B.S.S. : Ça, c’est vous qui le dites. Je ne suis pas resté sur ma faim. J’ai été à la reconstitution des faits au Conseil de l’entente devenu Mémorandum Thomas Sankara, avec Gilbert Diendiéré en tête. Le commando ayant quitté le domicile de Blaise Compaoré avec deux véhicules, on connait les personnes qui étaient à bord, on connait également ceux qui ont tiré sur Sankara et les autres. Je n’y ai pas vu un Français, ni un Chinois, ni un Russe, ni un Japonais. C’étaient des Burkinabè. Le droit pénal parle de complicité. Il peut y avoir des complicités qui soient extérieures. Je n’ai pas aimé les propos de l’ambassadeur de France quand il remettait le 3e lot. C’est vrai qu’il y en a qui font un peu de la fixation même de l’acharnement sur la France, surtout ceux qui dénoncent la France-Afrique et je les comprends. Mais le procès pénal, c’est la preuve irréfutable, on ne fait pas de l’interprétation. Donc tout ce que nous réunissons comme pièces doit arriver à établir de façon claire le fait matériel. Pour moi, les principaux accusés du crime sont des Burkinabè. Pensez-vous qu’un Français puisse me manipuler contre mon frère de case burkinabè, mon ami, et je vais accepter ? Il faut que les Africains aient ce regard tourné vers eux-mêmes pour se remettre en cause, avant d’avoir un doigt accusateur sur l’autre.
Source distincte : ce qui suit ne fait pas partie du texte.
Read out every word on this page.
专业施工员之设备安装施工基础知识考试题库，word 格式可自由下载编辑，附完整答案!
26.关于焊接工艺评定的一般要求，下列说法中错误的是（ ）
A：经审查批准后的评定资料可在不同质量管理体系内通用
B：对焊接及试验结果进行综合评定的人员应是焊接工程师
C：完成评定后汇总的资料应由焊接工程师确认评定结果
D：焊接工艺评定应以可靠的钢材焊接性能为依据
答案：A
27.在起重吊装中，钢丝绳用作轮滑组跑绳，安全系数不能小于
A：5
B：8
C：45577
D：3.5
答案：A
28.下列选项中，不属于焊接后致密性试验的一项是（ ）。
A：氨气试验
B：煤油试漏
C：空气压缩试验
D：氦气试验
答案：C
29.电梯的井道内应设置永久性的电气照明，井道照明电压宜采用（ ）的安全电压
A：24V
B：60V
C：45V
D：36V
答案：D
S : Qu’est-ce que vous n’avez pas aimé exactement dans les propos de l’ambassadeur de France au Burkina ?
B.S.S. : L’ambassadeur disait en substance que c’est comme si l’on s’acharnait sur la France, parce qu’elle n’a pas envoyé le 3e lot de documents déclassifiés.
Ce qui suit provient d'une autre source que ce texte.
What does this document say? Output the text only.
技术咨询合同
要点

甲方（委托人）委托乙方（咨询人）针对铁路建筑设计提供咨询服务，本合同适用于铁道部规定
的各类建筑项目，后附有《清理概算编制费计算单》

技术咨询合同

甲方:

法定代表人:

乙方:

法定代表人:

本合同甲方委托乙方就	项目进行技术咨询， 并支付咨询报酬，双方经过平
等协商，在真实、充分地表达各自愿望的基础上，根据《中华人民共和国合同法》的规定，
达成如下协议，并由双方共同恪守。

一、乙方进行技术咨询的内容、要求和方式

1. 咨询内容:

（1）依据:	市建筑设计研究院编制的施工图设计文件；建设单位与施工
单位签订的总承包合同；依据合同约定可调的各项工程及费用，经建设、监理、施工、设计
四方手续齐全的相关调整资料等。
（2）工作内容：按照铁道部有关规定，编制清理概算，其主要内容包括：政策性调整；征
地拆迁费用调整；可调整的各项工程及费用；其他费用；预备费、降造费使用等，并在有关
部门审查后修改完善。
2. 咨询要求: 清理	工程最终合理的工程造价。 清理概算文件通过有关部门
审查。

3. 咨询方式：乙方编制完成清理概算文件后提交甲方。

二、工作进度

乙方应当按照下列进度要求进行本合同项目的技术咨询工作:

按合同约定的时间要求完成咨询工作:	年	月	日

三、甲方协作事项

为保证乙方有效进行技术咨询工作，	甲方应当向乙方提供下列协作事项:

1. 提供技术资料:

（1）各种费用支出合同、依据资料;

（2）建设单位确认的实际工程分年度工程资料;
Ce qui est normal, puisque le président Emmanuel Macron a promis trois lots et on n’a vu que deux. Nous avons dû écrire plusieurs fois pour réclamer le dernier lot qui a mis du temps à arriver. Ce n’était pas à lui diplomate de faire ces commentaires. On lui a demandé de remettre un 3e lot, la justice appréciera. Le reste, pour moi, est superflu.
S : Vous connaissez suffisamment le dossier, est-ce qu’on peut, à ce jour, dire que c’est le corps de Thomas Sankara qui a été enterré à Dagnoen?
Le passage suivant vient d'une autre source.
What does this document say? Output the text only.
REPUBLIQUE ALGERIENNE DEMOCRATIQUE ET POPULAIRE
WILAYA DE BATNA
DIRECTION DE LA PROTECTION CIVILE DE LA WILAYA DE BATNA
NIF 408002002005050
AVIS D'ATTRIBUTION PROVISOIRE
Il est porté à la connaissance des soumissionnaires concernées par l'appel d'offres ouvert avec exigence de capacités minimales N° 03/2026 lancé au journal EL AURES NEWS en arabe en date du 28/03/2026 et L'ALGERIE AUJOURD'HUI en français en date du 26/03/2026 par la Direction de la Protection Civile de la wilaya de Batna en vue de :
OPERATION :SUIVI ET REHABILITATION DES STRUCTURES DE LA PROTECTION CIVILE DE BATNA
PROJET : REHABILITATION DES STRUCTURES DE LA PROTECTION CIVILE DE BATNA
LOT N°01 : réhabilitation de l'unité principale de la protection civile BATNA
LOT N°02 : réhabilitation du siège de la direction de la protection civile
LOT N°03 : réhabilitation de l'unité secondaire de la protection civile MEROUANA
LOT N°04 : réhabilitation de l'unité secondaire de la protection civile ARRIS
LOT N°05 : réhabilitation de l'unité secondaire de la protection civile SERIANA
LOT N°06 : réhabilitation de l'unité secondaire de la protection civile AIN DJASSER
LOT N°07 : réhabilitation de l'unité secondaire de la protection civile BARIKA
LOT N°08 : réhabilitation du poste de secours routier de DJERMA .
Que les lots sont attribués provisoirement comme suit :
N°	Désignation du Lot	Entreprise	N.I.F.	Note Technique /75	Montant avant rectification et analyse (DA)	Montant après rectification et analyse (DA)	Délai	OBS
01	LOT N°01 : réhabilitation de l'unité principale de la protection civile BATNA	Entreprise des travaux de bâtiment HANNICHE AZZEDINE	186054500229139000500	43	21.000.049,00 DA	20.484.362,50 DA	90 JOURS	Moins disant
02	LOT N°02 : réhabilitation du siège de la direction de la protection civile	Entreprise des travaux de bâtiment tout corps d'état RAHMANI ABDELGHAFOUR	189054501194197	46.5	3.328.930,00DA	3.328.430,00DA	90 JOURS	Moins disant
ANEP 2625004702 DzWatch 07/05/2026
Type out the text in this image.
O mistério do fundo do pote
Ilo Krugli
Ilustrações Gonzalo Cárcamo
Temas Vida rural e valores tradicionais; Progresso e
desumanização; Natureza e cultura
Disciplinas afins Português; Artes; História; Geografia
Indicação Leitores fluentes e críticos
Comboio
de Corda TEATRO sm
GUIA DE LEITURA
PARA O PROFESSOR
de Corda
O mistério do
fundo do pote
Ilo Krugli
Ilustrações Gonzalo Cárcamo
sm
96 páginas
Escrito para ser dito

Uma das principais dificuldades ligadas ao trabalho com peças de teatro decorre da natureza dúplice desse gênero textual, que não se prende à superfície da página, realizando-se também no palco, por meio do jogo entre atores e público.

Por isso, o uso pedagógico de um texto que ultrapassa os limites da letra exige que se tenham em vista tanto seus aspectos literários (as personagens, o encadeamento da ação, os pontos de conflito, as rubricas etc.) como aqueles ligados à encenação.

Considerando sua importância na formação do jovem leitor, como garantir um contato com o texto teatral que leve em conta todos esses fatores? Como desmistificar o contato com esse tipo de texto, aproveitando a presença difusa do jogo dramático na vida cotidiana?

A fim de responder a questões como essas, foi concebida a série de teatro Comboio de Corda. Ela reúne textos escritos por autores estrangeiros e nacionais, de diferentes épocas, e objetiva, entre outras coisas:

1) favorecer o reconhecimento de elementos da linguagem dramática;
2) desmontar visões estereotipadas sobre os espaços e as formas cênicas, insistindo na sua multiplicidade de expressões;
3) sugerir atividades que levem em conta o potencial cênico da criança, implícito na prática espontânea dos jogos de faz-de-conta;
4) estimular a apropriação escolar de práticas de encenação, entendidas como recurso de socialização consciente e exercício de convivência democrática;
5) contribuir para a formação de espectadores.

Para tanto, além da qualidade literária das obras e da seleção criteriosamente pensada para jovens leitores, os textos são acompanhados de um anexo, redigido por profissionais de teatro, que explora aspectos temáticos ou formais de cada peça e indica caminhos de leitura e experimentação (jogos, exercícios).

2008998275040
B.S.S. : Oui ! Je l’affirme parce que c’est nous qui avons demandé, en son temps, que l’ADN soit identifié. Mais la logique judiciaire ne s’appuie pas forcément sur l’ADN. Il y a eu mort d’homme. Dans la procédure, nous avons parlé à un moment donné de séquestration du président Sankara et le juge nous avait rétorqués qu’on ne peut pas dire qu’il est mort et parler encore de séquestration. Donc l’enquête a consisté d’abord à s’assurer que ceux qu’on a exécutés sauvagement au Conseil de l’entente le 15 octobre 1987 vers 16 h étaient Thomas Sankara et tous ceux qui étaient dans la salle de réunion, sauf Harouna. Plus tard, l’enquête a révélé qu’il n’est pas le seul survivant. Je crois que devant la mort, il y a la main de Dieu. Il y a une autre personne qui a joué au mort et qui n’a pas été tuée.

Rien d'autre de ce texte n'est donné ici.